Lord Carlisle, the productions of whose muse, whatever Byron may have chosen to think of them-he owned later' that he had done his kinsman 'some wrong'-earned the praise of two such differently constituted critics as Dr Johnson and Horace Walpole, printed his translation privately in the first instance in 1772. Walpole, writing to William Mason from Strawberry Hill on May 25 of that year, says:—

'Lord Carlisle has written and printed some copies of an Ode on Gray's death. There is a real spirit of poetry in it, but no invention ; for it is only a description of Gray's descriptions. There are also two epitaphs on Lady Carlisle's Dog, not bad, and a translation from Dante of the story of Count Ugolino, which I like the least of the four pieces.'

This volume, which is a slim quarto of seventeen pages, was not published till the next year, when the Ugolino was also separately printed in the Gentleman's Magazine. The following is a specimen of the translation, which is in rhymed couplets, and anything but literal:— Through the small opening of the prison's height One moon had almost spent its waining light. It was when Sleep had charm'd my cares to rest, And wearied Grief lay dozing in my breast: Futurity's dark veil was drawn aside,

I in my dream the troubled prospect eyed.

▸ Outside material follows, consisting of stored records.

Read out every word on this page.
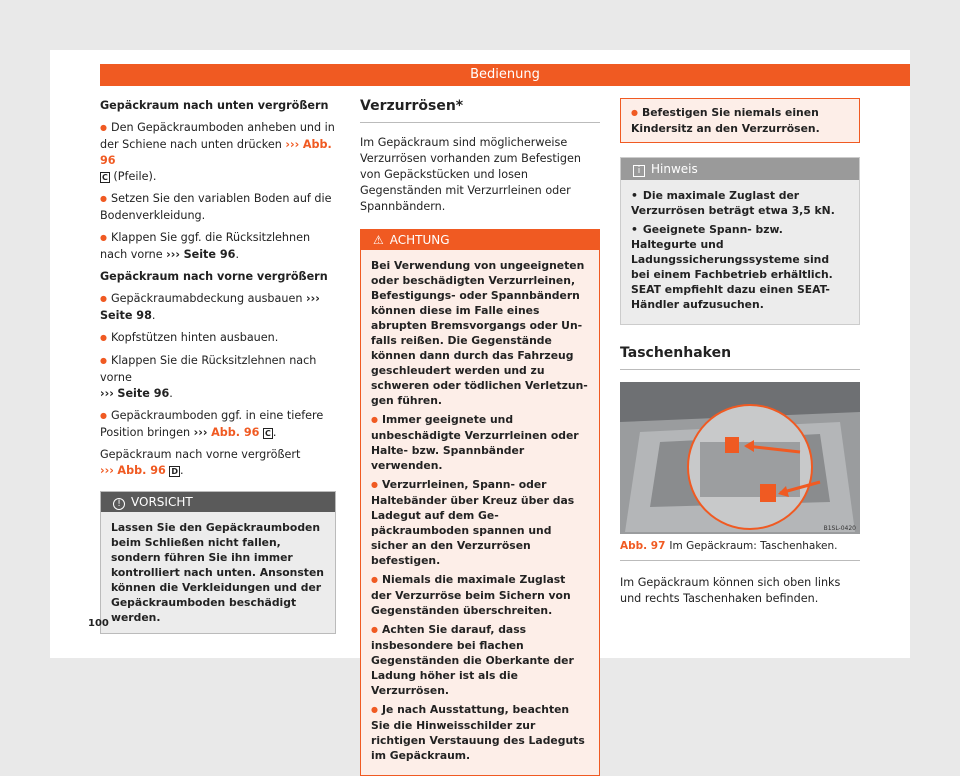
Bedienung
Gepäckraum nach unten vergrößern

● Den Gepäckraumboden anheben und in der Schiene nach unten drücken ››› Abb. 96
C (Pfeile).

● Setzen Sie den variablen Boden auf die Bodenverkleidung.

● Klappen Sie ggf. die Rücksitzlehnen nach vorne ››› Seite 96.

Gepäckraum nach vorne vergrößern

● Gepäckraumabdeckung ausbauen ››› Seite 98.

● Kopfstützen hinten ausbauen.

● Klappen Sie die Rücksitzlehnen nach vorne
››› Seite 96.

● Gepäckraumboden ggf. in eine tiefere Position bringen ››› Abb. 96 C .

Gepäckraum nach vorne vergrößert
››› Abb. 96 D .

! VORSICHT
Lassen Sie den Gepäckraumboden beim Schließen nicht fallen, sondern führen Sie ihn immer kontrolliert nach unten. Ansonsten können die Verkleidungen und der Gepäckraumboden beschädigt werden.
Verzurrösen*

Im Gepäckraum sind möglicherweise Verzurrösen vorhanden zum Befestigen von Gepäckstücken und losen Gegenständen mit Verzurrleinen oder Spannbändern.

⚠ ACHTUNG

Bei Verwendung von ungeeigneten oder beschädigten Verzurrleinen, Befestigungs- oder Spannbändern können diese im Falle eines abrupten Bremsvorgangs oder Unfalls reißen. Die Gegenstände können dann durch das Fahrzeug geschleudert werden und zu schweren oder tödlichen Verletzungen führen.

● Immer geeignete und unbeschädigte Verzurrleinen oder Halte- bzw. Spannbänder verwenden.

● Verzurrleinen, Spann- oder Haltebänder über Kreuz über das Ladegut auf dem Gepäckraumboden spannen und sicher an den Verzurrösen befestigen.

● Niemals die maximale Zuglast der Verzurröse beim Sichern von Gegenständen überschreiten.

● Achten Sie darauf, dass insbesondere bei flachen Gegenständen die Oberkante der Ladung höher ist als die Verzurrösen.

● Je nach Ausstattung, beachten Sie die Hinweisschilder zur richtigen Verstauung des Ladeguts im Gepäckraum.

● Befestigen Sie niemals einen Kindersitz an den Verzurrösen.
i Hinweis

• Die maximale Zuglast der Verzurrösen beträgt etwa 3,5 kN.

• Geeignete Spann- bzw. Haltegurte und Ladungssicherungssysteme sind bei einem Fachbetrieb erhältlich. SEAT empfiehlt dazu einen SEAT-Händler aufzusuchen.

Taschenhaken
B1SL-0420
Abb. 97 Im Gepäckraum: Taschenhaken.

Im Gepäckraum können sich oben links und rechts Taschenhaken befinden.

100
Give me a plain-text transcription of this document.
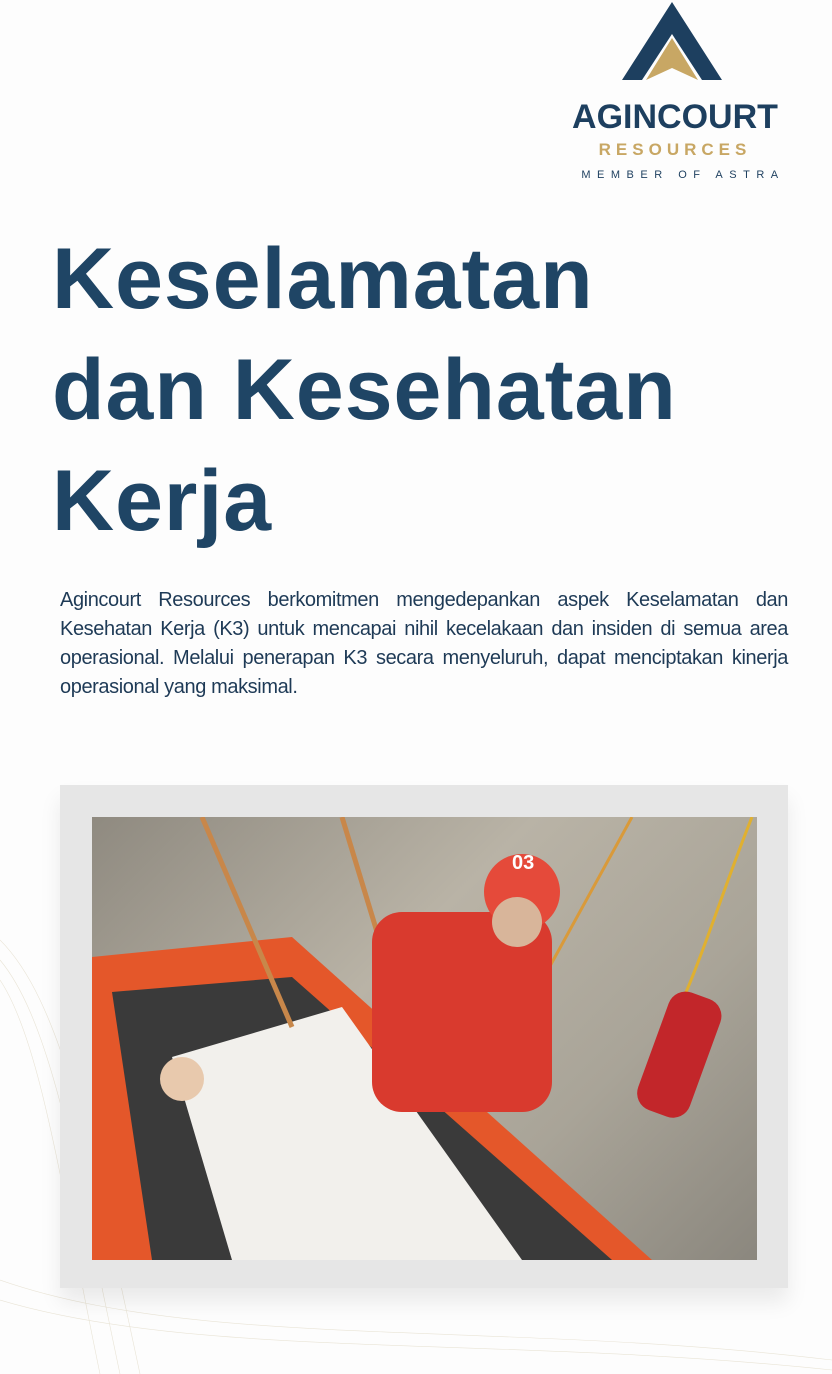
AGINCOURT
RESOURCES
MEMBER OF ASTRA
Keselamatan dan Kesehatan Kerja

Agincourt Resources berkomitmen mengedepankan aspek Keselamatan dan Kesehatan Kerja (K3) untuk mencapai nihil kecelakaan dan insiden di semua area operasional. Melalui penerapan K3 secara menyeluruh, dapat menciptakan kinerja operasional yang maksimal.

03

On those high hills it seem'd, (those hills which hide
Pisa from Lucca,) that, by Sismond's side,
Guland and Landfranc, with discordant cry,
Rouse from its den a wolf and young, who fly
Before their famish'd dogs; I saw the sire
And little trembling young ones faint and tire,
Saw them become the eager blood-hounds' prey,
Who soon with savage rage their haunches flay.
I first awoke, and view'd my slumbering boys,
Poor hapless product of my nuptial joys.

Scar'd with their dreams, toss o'er their stony bed,
And starting scream with frightful noise for bread.

1 In the third canto of Childe Harold.

2 See Boswell's Life of Johnson (Globe ed. 1899, pp. 570, 619-20).